“I think the story of every citizen merges with the story of their city,” one man comments to another. The subtitle of the movie Bel Borba Aqui is “Ume Homem e Uma Cidade,” or “A Man and a City.” The man is the artist Bel Borba, and the city is Salvador de Bahia, Brazil. In the ’70s Bel Borba took his work out of the galleries and into the streets, and since then the artist and the city have enjoyed a creative partnership that has elevated Bel Borba to almost mythic status. He is no longer just a citizen in the city; he is the city. Borba’s artwork is on display on numerous bridges and parks, and dots the yellow and red house crowded neighborhoods. There doesn’t seem to be a corner of Salvador that Borba hasn’t touched.
Part of Borba’s magic is his relationship with the people he serves. When he works; passersby call out suggestions from the other side of the street, and Borba incorporates their ideas into his project. In the film, he even accepts drawings of flowers from children and immediately begins to duplicate them on the wall. In turn, the people and the city become the subjects of the artist’s work. The fish from the nearby sea, the sea birds, the passerby in the city and their trucks, trains and airplanes, their angels and devils, all figure prominently in each piece of Borba’s work. His murals are the enchanting reflections of the heart of Salvador.

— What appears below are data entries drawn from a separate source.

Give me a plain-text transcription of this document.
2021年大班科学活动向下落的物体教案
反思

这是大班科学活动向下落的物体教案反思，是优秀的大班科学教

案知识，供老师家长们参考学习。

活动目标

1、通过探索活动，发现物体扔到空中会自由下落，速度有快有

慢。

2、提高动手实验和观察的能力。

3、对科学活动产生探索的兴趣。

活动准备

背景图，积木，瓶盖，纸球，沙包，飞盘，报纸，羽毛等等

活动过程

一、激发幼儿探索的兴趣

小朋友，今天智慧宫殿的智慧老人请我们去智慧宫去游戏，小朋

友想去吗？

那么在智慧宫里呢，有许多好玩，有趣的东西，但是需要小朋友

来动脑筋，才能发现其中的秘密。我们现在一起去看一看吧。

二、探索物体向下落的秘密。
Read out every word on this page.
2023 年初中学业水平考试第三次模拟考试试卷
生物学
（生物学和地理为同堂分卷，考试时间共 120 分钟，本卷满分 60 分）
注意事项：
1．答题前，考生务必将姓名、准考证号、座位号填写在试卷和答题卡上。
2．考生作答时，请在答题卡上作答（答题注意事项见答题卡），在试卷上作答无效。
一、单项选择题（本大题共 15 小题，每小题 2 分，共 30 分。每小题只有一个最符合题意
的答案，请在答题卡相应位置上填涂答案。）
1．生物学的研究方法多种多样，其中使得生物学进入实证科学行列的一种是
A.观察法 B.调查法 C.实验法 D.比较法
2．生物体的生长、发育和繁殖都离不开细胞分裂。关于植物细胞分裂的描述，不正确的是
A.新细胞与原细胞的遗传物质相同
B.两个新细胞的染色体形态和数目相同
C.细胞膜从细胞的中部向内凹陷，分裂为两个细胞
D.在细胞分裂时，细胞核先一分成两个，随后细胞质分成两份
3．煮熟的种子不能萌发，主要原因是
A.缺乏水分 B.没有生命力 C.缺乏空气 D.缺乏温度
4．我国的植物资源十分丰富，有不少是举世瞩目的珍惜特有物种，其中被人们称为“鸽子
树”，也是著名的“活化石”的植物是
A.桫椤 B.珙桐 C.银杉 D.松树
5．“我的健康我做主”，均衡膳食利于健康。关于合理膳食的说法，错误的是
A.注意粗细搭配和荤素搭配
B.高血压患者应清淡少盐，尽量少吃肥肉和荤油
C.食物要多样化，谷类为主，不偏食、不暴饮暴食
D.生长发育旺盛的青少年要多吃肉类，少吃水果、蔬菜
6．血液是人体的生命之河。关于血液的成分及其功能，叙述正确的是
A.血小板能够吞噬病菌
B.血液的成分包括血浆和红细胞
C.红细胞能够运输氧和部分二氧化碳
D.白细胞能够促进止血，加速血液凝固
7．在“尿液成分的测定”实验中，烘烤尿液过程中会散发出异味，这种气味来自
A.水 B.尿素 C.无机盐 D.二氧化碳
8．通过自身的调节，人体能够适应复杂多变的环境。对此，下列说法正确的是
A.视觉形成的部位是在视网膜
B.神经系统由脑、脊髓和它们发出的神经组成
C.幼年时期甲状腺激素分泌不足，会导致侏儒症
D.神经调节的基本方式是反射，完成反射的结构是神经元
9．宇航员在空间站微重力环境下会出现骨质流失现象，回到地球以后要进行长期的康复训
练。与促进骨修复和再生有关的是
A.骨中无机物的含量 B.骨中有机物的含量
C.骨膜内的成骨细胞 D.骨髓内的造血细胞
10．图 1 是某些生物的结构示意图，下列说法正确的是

Bel Borba the man is a whirlwind of creative energy. He dabbles in metalworking, sculpture, mosaic and painting, and there seems to be no work he doesn’t know how to do. When he’s not working, he’s cooking, playing with the 20-odd dogs in his yard or cackling at his own jokes and stories. Borba relies on intuition, instinct and spontaneity in his art and in his life. But mostly, he is concerned with preserving and uplifting Salvadorian culture. His materials come from old boats, abandoned buildings and broken plates — the scraps and rejects of the city. Borba believes that art should “provoke reflection, tease you.” Giving a fresh life to the recycled refuse showcases the ever-changing and vibrant nature of the city.
The film does a lot of teasing, but what it lacks is reflection. While directors Andre Costantini and Burt Sun make much of Borba’s persona as an artist that works outside the traditional art institutions, Borba never explains why he decided to take his work in that direction. Instead, the directors are happy just to watch Borba make art and celebrate his charismatic style. The shallowness of the story may have something to do with the character of Borba himself. He talks of a time when he would have given up a finger to have the media spotlight — But now, as he confesses to the camera, “[he] just cannot transform [him]self into an available man,” and makes time for interviews only when pressed. Borba would rather devote his time to making himself and his art available to the public.
When Borba does pause to talk about his art, it is to reveal of the depth of his connection to his work. In one scene, Borba works on constructing a giant Christmas tree from plastic Coke bottles filled with seawater which shimmers at night under a green light. It seems to be a playful send-up of holiday consumerism and corporate gluttony. But Borba then tells the story of how he went into publishing houses and bookstores, looking for damaged or misprinted copies of Brazilian poetry; how he cut those books up and distributed a few lines to each of the bottles. For him, the messages in these bottles signify redemption and salvation. “I always think that I’m not going to make it, and somehow I always make it,” Borba says. While not the most thorough of documentaries, the film celebrates the simple magic of Borba’s work and life and the inspiration he provides for his city.